Customers contributing more than $100,000 in revenue

546

2,507

359%

Data source: Zoom SEC filings.

By taking out of the equation the volatility of the past two years and viewing Zoom's performance on this two-year basis, we see just how remarkable the growth of its business is. More importantly, the growth in larger customers -- those with more than 10 employees and those spending more than $100,000 in revenue -- provides a large base to upsell new features and hardware options as Zoom's offerings expand.

More than just video chat

All successful companies find ways to keep expanding their business in order to create new revenue streams and remain relevant in an ever-changing world. In order to do this, businesses need the cash to invest in research and development and capital improvements. Zoom has the balance sheet to do this and has been very active in rolling out new products.

Zoom ended the last quarter with $5.4 billion in cash, cash equivalents, and marketable securities and only $97 million in debt. This gives Zoom plenty of capital to expand its business. To that end, Zoom has recently introduced Zoom Phone, Zoom Meetings, Zoom Video Webinars, and Zoom for Home.

Each of these initiatives are designed to expand the business beyond the simple videoconferencing app the company became known for. Zoom Phone was called out on the most recent earnings call as having triple-digit year-over-year revenue growth, showing these new initiatives are starting to pay off.
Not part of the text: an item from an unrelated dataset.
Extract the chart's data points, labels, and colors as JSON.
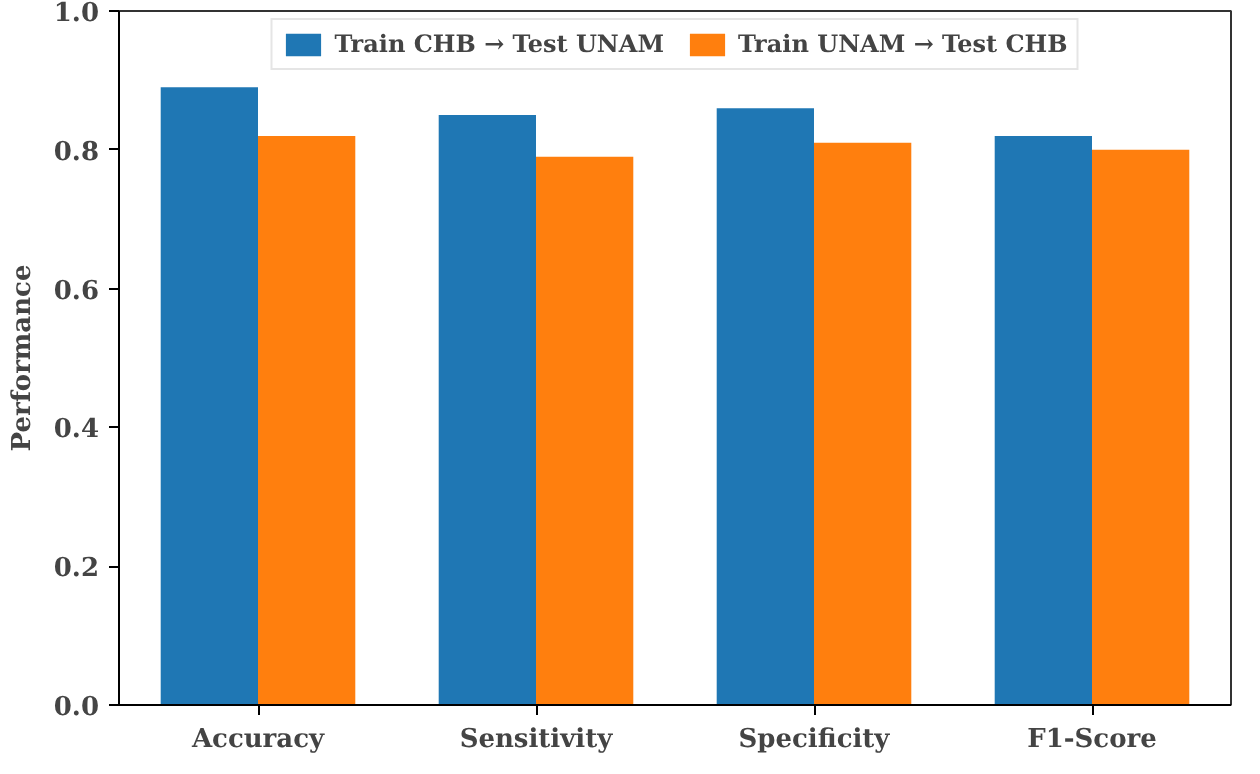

Zoom's management also views international expansion as an important opportunity. Currently, 33% of revenue comes from international sales. Continuing the two-year comparisons, that number is up from Q3 2020, when international revenue was only 20% of total revenue. If Zoom can continue to grow internationally, it opens up plenty of new revenue opportunities.

Buy, sell, or hold?

ZM PE Ratio Chart

ZM PE Ratio data by YCharts

For a company like Zoom that has been so tied in investors' minds to the pandemic, it can be difficult to take a step back and see the forest for the trees. Taken without the noise of the past two years, Zoom is clearly a buy for existing shareholders or those investors looking to start a position.

To make the decision even easier, Zoom is trading at or near its low for price-to-earnings (P/E) and price-to-sales (P/S) ratios. Whereas during the pandemic the case could be made that the company's valuation got ahead of itself, it's clear now that the valuation is more in line with, if not underestimating, Zoom's fundamentals. While the growth has slowed when compared to the pandemic highs, it's clear that Zoom is still executing and growing -- and worth considering heading into 2022.